Industri Tekstil dan Produk Tekstil (TPT) Indonesia kian terbantu dengan perkembangan digital yang ada. Produsen nasional mulai kebagian kue dari pemain asing, bahkan respons pasar terhadap produk lokal pun diakui pemain cukup positif. Mimpi besarnya, Indonesia bisa menjadi lima besar pemain global, mampukah?
Industri TPT nasional diyakini Direktur Industri Tekstil, Kulit, Alas Kaki, dan Aneka Kemenperin Muhdori dapat tumbuh hingga 4%-6% 2018. Tahun lalu, sektor ini mampu tumbuh sebesar 3,45%, melonjak tajam dibanding 2016 yang mencapai 1,76%.
“Sebesar 30% pakaian jadi dari hasil industri tekstil kita adalah untuk memenuhi kebutuhan pasar dalam negeri, sedangkan 70% untuk ekspor,” papar Muhdori di Jakarta, Selasa (04/09/2018).
Di kesempatan lain, desainer muda asal Indonesia, Anthony Tandiyono mengatakan perkembangan industri fesyen di Indonesia memang telah membawa dampak yang signifikan dan memacu pertumbuhan industri TPT.
Data Kementerian Perindustrian menunjukkan, nilai ekspor industri TPT nasional mencapai USD12,58 miliar pada 2017 atau naik 6% dibanding tahun sebelumnya. Selain itu, sektor ini menyumbang ke PDB sebesar Rp150,43 triliun di 2017.
“Khusus untuk industri shoes and sport apparels, produksi kita sudah melewati China. Bahkan, di Brasil, kita sudah menguasai pasar di sana hingga 80%,” kata Menteri Perindustrian Airlangga Hartarto.
Lebih lanjut, seiring dengan pertumbuhan ekonomi dan pergeseran permintaan dari pakaian dasar (basic clothing) menjadi pakaian fungsional seperti baju olahraga, industri TPT nasional pun perlu membangun kemampuan produksi dan meningkatkan skala ekonomi agar dapat memenuhi permintaan pakaian fungsional di pasar domestik maupun ekspor.
Saat ini, pemerintah tengah berupaya membuat perjanjian kerja sama ekonomi yang komprehensif dengan Amerika Serikat dan Uni Eropa untuk memperluas pasar ekspor TPT lokal. “Salah satu sasaran ekspor industri TPT kita sekarang, yakni Amerika dan Eropa,” tambah Muhdori.

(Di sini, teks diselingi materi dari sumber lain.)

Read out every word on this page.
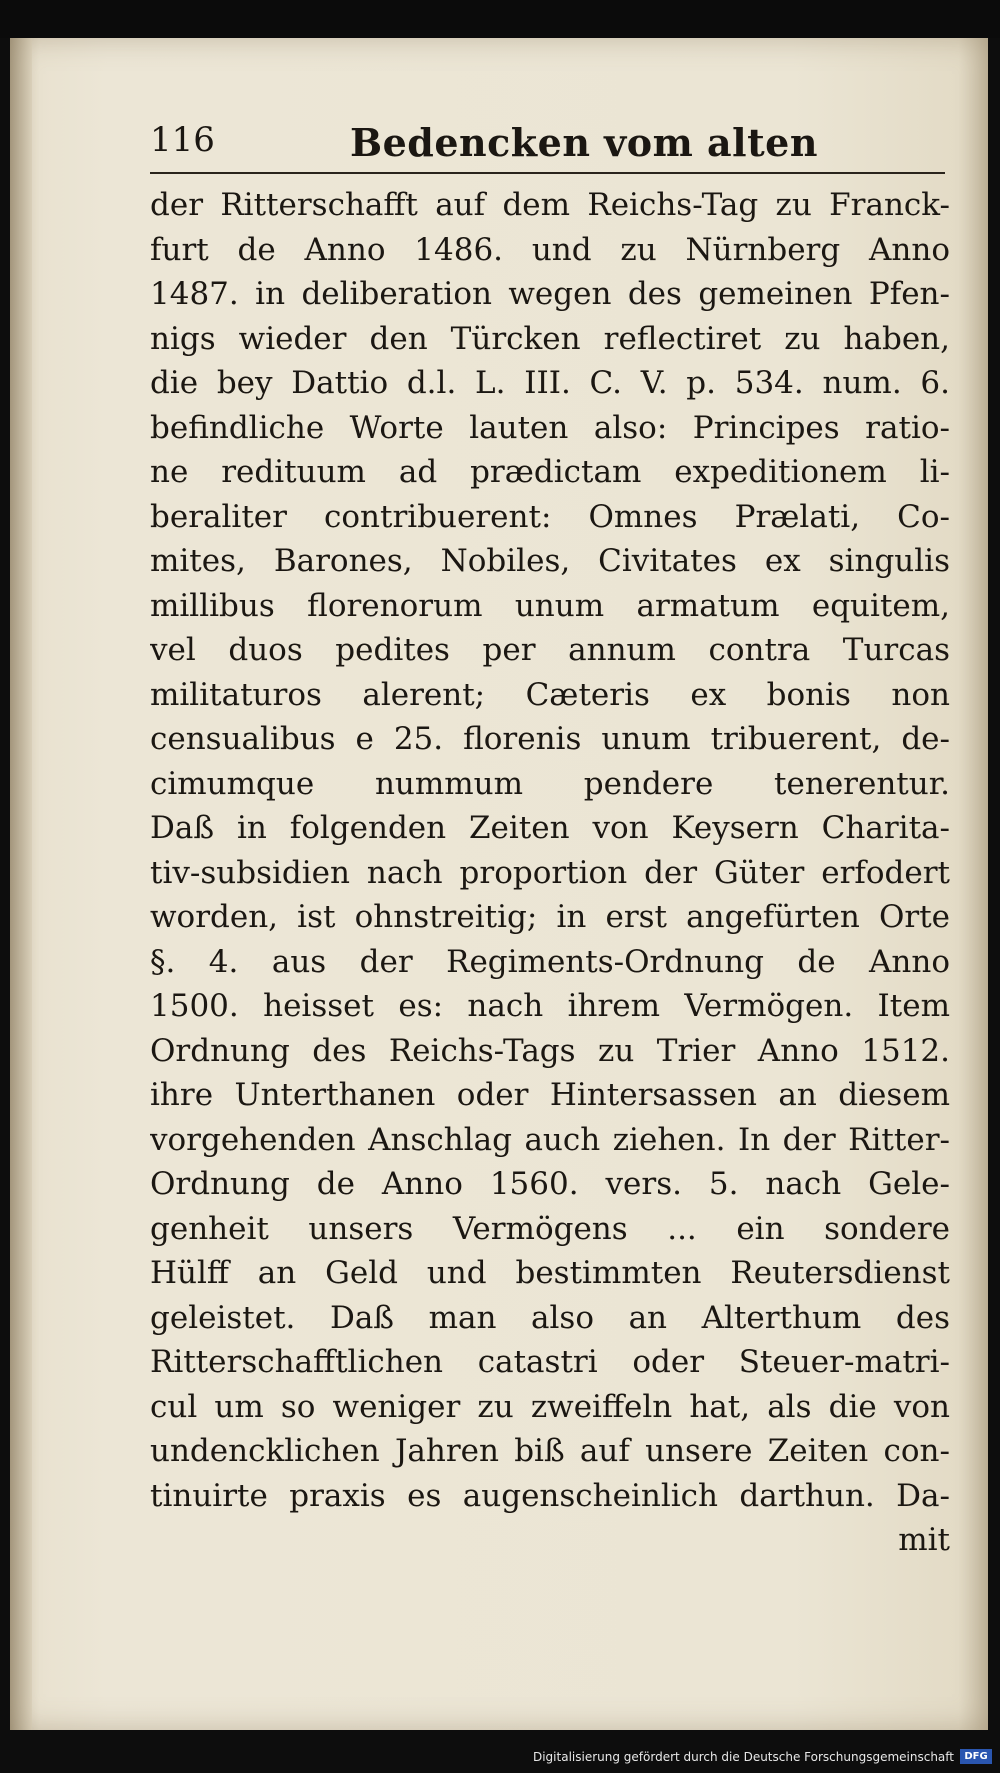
116	Bedencken vom alten
der Ritterschafft auf dem Reichs-Tag zu Franck-
furt de Anno 1486. und zu Nürnberg Anno
1487. in deliberation wegen des gemeinen Pfen-
nigs wieder den Türcken reflectiret zu haben,
die bey Dattio d.l. L. III. C. V. p. 534. num. 6.
befindliche Worte lauten also: Principes ratio-
ne redituum ad prædictam expeditionem li-
beraliter contribuerent: Omnes Prælati, Co-
mites, Barones, Nobiles, Civitates ex singulis
millibus florenorum unum armatum equitem,
vel duos pedites per annum contra Turcas
militaturos alerent; Cæteris ex bonis non
censualibus e 25. florenis unum tribuerent, de-
cimumque nummum pendere tenerentur.
Daß in folgenden Zeiten von Keysern Charita-
tiv-subsidien nach proportion der Güter erfodert
worden, ist ohnstreitig; in erst angefürten Orte
§. 4. aus der Regiments-Ordnung de Anno
1500. heisset es: nach ihrem Vermögen. Item
Ordnung des Reichs-Tags zu Trier Anno 1512.
ihre Unterthanen oder Hintersassen an diesem
vorgehenden Anschlag auch ziehen. In der Ritter-
Ordnung de Anno 1560. vers. 5. nach Gele-
genheit unsers Vermögens ... ein sondere
Hülff an Geld und bestimmten Reutersdienst
geleistet. Daß man also an Alterthum des
Ritterschafftlichen catastri oder Steuer-matri-
cul um so weniger zu zweiffeln hat, als die von
undencklichen Jahren biß auf unsere Zeiten con-
tinuirte praxis es augenscheinlich darthun. Da-
mit
Digitalisierung gefördert durch die Deutsche Forschungsgemeinschaft	DFG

Pasalnya, produk TPT negara tetangga seperti Vietnam bisa masuk ke pasar Amerika dan Eropa dengan tarif bea masuk 0%, sedangkan bea masuk ekspor produk tekstil Indonesia masih dikenakan 5%-20%. “Untuk itu, perlu adanya bilateral agreement tersebut,” ujarnya.
Pada 2018, Kemenperin mematok ekspor industri TPT sebesar USD13,5 miliar dan menyerap tenaga kerja sebanyak 2,95 juta orang. Tahun 2019, ekspornya diharapkan bisa mencapai USD15 miliar dan menyerap sebanyak 3,11 juta tenaga kerja. “Sektor ini mampu memberikan share ekspor dunia sebesar 1,6 persen,” imbuhnya.
Yang jelas, Airlangga menegaskan, jika ingin industri ini berjalan menjadi pemain lima besar dunia, harus ada kerja sama yang baik untuk menarik investasi perusahaan penghasil serat berkualitas. “Ini juga bertujuan guna menguragi impor,” tutur Airlangga.
Kemudian, mendorong pemanfaatan teknologi digital seperti 3D printing, automation, dan internet of things. Transformasi ini diyakini dapat mengoptimalkan efisiensi dan produktivitas. “Jadi, kami akan membangun klaster industri tekstil terintegrasi dengan terkoneksi teknologi industri 4.0,” imbuhnya.